Our study had some limitations: First, the attention group appears to have had more severe knee OA, as measured by WOMAC physical function, radiography scores and self-reported comorbidities at baseline. This difference likely occurred by chance as a result of the relatively small sample size, rather than as a problem with the randomization procedures. Regression adjustment for these baseline differences did not change any of the conclusions. The possibility exists that some unidentified confounding factors were not measured in our trial, such as socio-economic status and knee malalignment and these factors will be considered in our future work. Second, we could not mask the participants to treatment assignment. While an elaborate sham treatment might accomplish such blinding, no validated approach for this currently exists. As a result, participants’ a priori beliefs and expectations with respect to Tai Chi could have biased their subjective outcome assessments. Therefore, we attempted to minimize such expectations by maintaining a stance of equipoise regarding the likely benefits of the two interventions. By de-emphasizing our specific interest in Tai Chi, participant expectations would have been reduced. In addition, we tested to see if expectations might have produced any bias. We found that the baseline outcome expectations of benefit from an exercise intervention were similar in both groups (Tai Chi= 4.1 [SD 0.6], control = 4.3 [SD 0.4]). Furthermore, total session attendance was similar in both groups (89% control, 85% Tai Chi) indicating that our neutral presentation of the interventions may have succeeded. A third limitation, instruction by a single Tai Chi master, might limit generalizability. However, we only made minor modifications to the movements of the classical Yang Style to avoid knee injury.
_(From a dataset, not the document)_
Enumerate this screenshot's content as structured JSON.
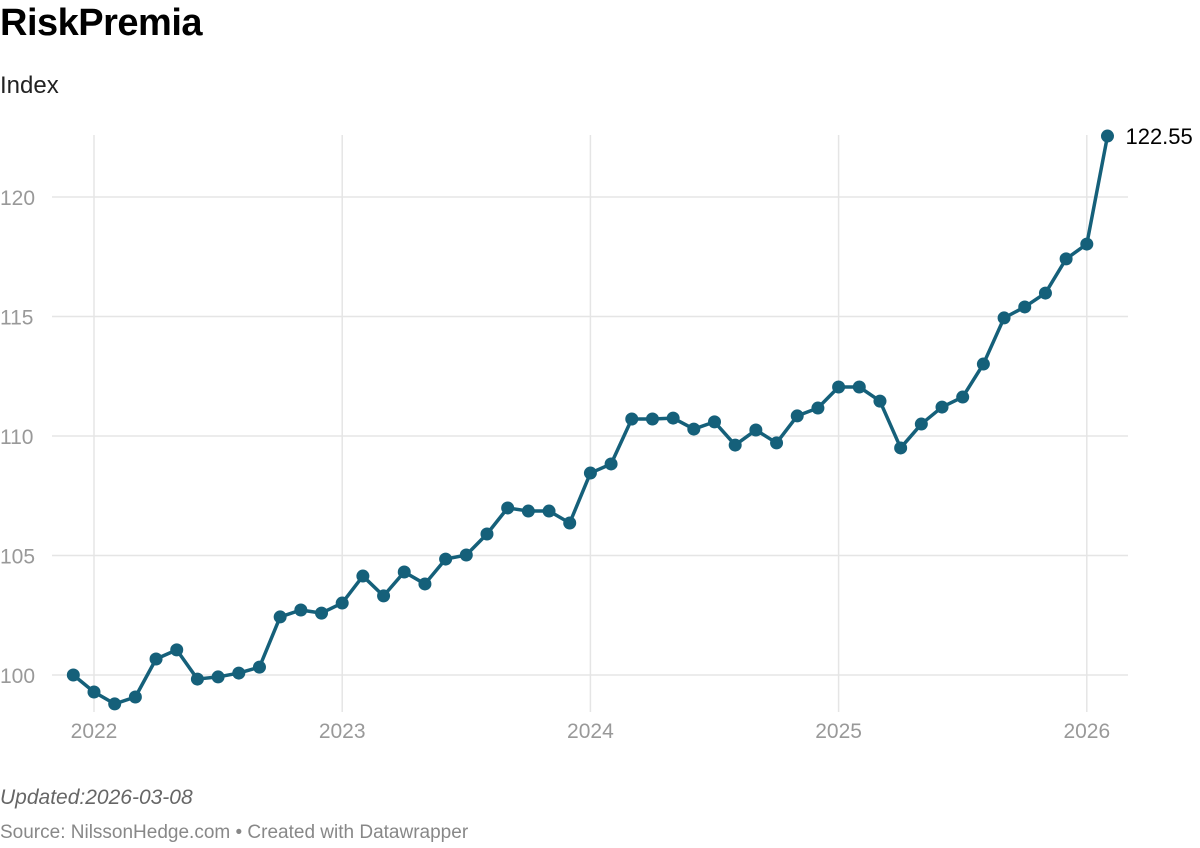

Thus, it should not be difficult for other instructors to implement and for participants to practice at home, so that the benefits of Tai Chi may be extended to the general population. Finally, even though the patients were instructed not to communicate to the blinded assessors about their treatment assignments, there is the possibility that leakage of information did occur even though the study physician reported no such leakage.
In conclusion, 12-week Tai Chi appears to reduce pain and improve physical function, self-efficacy, depression and health status for knee OA. These observations emphasize a need to further evaluate Tai Chi’s biological mechanisms and approaches to extend its benefits to a broader population. Further studies should replicate these results and deepen our understanding of this therapeutic modality.